Social benefits: This represents an increase in the welfare of a society that is derived from a particular course of action. While some social benefits can be quantified, some such as greater social justice, cannot easily be quantified.

References

    1. Akinlo, O.O. & Iredele, O.O. (2014). Corporate environmental disclosures and market value of quoted companies in Nigeria. The Business & Management Review, 5(3).
    2. Asaolu, T.O., Agboola, A.A., Ayoola, T.J. & Salawu, M.K. (2011). Sustainability reporting in the Nigerian oil and gas sector. Proceedings of the Environmental Management Conference, Federal University of Agriculture, Abeokuta, Nigeria.
    3. GRI (2011). Sustainability reporting guidelines, version 3.1.
    4. GRI (2013). The G4 sector-specific disclosures for financial services.
    5. Olayinka, M.U. & Temitope, O.F. (2011). CSR and financial performance: The Nigerian experience. Journal of Economic and Sustainability Development, 3(4), 44-54.
    6. Simnet, R., Vanstraelen, A. & Chua, W.F. (2009). Assurance on sustainability reports: An international comparison. Accounting Review, 84(3), 937-967.

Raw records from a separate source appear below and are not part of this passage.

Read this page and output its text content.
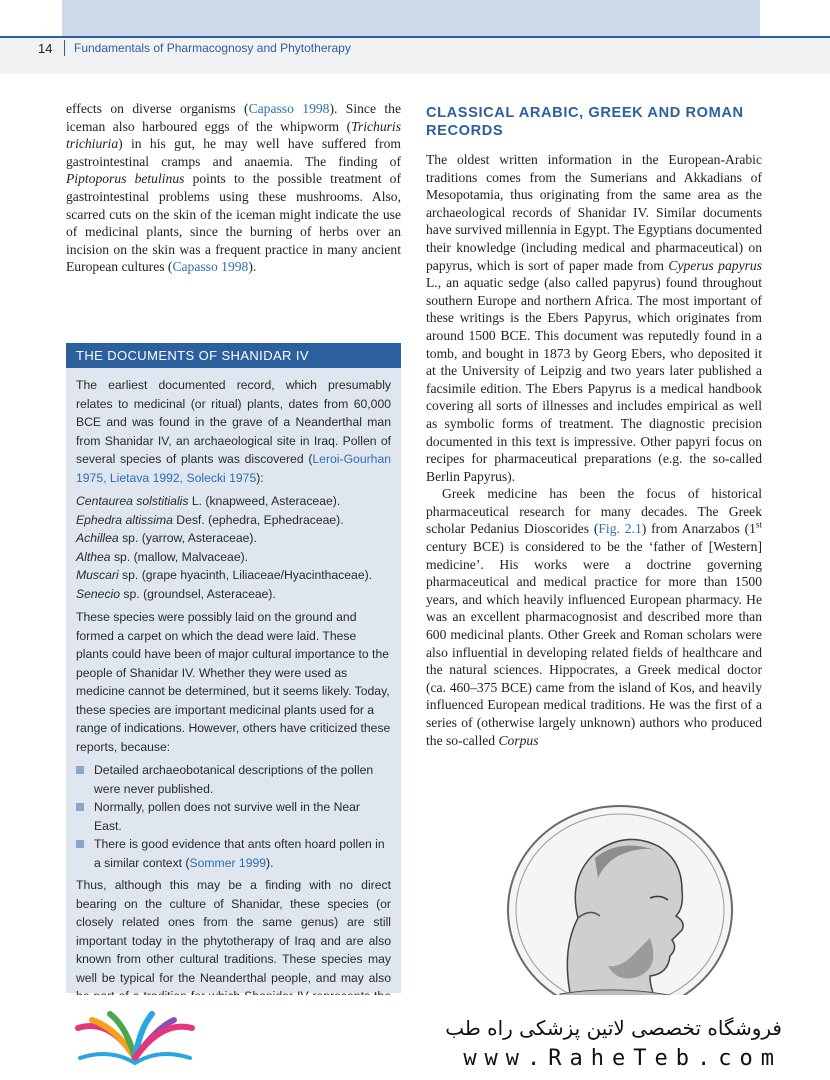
14 Fundamentals of Pharmacognosy and Phytotherapy

effects on diverse organisms (Capasso 1998). Since the iceman also harboured eggs of the whipworm (Trichuris trichiuria) in his gut, he may well have suffered from gastrointestinal cramps and anaemia. The finding of Piptoporus betulinus points to the possible treatment of gastrointestinal problems using these mushrooms. Also, scarred cuts on the skin of the iceman might indicate the use of medicinal plants, since the burning of herbs over an incision on the skin was a frequent practice in many ancient European cultures (Capasso 1998).

THE DOCUMENTS OF SHANIDAR IV

The earliest documented record, which presumably relates to medicinal (or ritual) plants, dates from 60,000 BCE and was found in the grave of a Neanderthal man from Shanidar IV, an archaeological site in Iraq. Pollen of several species of plants was discovered (Leroi-Gourhan 1975, Lietava 1992, Solecki 1975):

Centaurea solstitialis L. (knapweed, Asteraceae).
Ephedra altissima Desf. (ephedra, Ephedraceae).
Achillea sp. (yarrow, Asteraceae).
Althea sp. (mallow, Malvaceae).
Muscari sp. (grape hyacinth, Liliaceae/Hyacinthaceae).
Senecio sp. (groundsel, Asteraceae).

These species were possibly laid on the ground and formed a carpet on which the dead were laid. These plants could have been of major cultural importance to the people of Shanidar IV. Whether they were used as medicine cannot be determined, but it seems likely. Today, these species are important medicinal plants used for a range of indications. However, others have criticized these reports, because:

Detailed archaeobotanical descriptions of the pollen were never published.
Normally, pollen does not survive well in the Near East.
There is good evidence that ants often hoard pollen in a similar context (Sommer 1999).

Thus, although this may be a finding with no direct bearing on the culture of Shanidar, these species (or closely related ones from the same genus) are still important today in the phytotherapy of Iraq and are also known from other cultural traditions. These species may well be typical for the Neanderthal people, and may also

CLASSICAL ARABIC, GREEK AND ROMAN RECORDS

The oldest written information in the European-Arabic traditions comes from the Sumerians and Akkadians of Mesopotamia, thus originating from the same area as the archaeological records of Shanidar IV. Similar documents have survived millennia in Egypt. The Egyptians documented their knowledge (including medical and pharmaceutical) on papyrus, which is sort of paper made from Cyperus papyrus L., an aquatic sedge (also called papyrus) found throughout southern Europe and northern Africa. The most important of these writings is the Ebers Papyrus, which originates from around 1500 BCE. This document was reputedly found in a tomb, and bought in 1873 by Georg Ebers, who deposited it at the University of Leipzig and two years later published a facsimile edition. The Ebers Papyrus is a medical handbook covering all sorts of illnesses and includes empirical as well as symbolic forms of treatment. The diagnostic precision documented in this text is impressive. Other papyri focus on recipes for pharmaceutical preparations (e.g. the so-called Berlin Papyrus).

Greek medicine has been the focus of historical pharmaceutical research for many decades. The Greek scholar Pedanius Dioscorides (Fig. 2.1) from Anarzabos (1st century BCE) is considered to be the ‘father of [Western] medicine’. His works were a doctrine governing pharmaceutical and medical practice for more than 1500 years, and which heavily influenced European pharmacy. He was an excellent pharmacognosist and described more than 600 medicinal plants. Other Greek and Roman scholars were also influential in developing related fields of healthcare and the natural sciences. Hippocrates, a Greek medical doctor (ca. 460–375 BCE) came from the island of Kos, and heavily influenced European medical traditions. He was the first of a series of (otherwise largely unknown) authors who produced the so-called Corpus

فروشگاه تخصصی لاتین پزشکی راه طب
www.RaheTeb.com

    7. Utile, B.J. (2016). Effect of sustainability reporting on firm’s performance: A review of the literature. International Journal of Business & Management, 4(7), 203-208.
    8. Uwuigbe, O.R. (2013). Corporate governance and share price: Evidence from listed firms in Nigeria. An International Multidisciplinary Journal, 7(2), 129-143.
    9. Uwuigbe, U., Olubukunola, U. & Anijesushola, O.A. (2011). Corporate social responsibility disclosures by environmentally visible corporations: A study of selected firms in Nigeria. European Journal of Business and Management, 3(9), 9-17.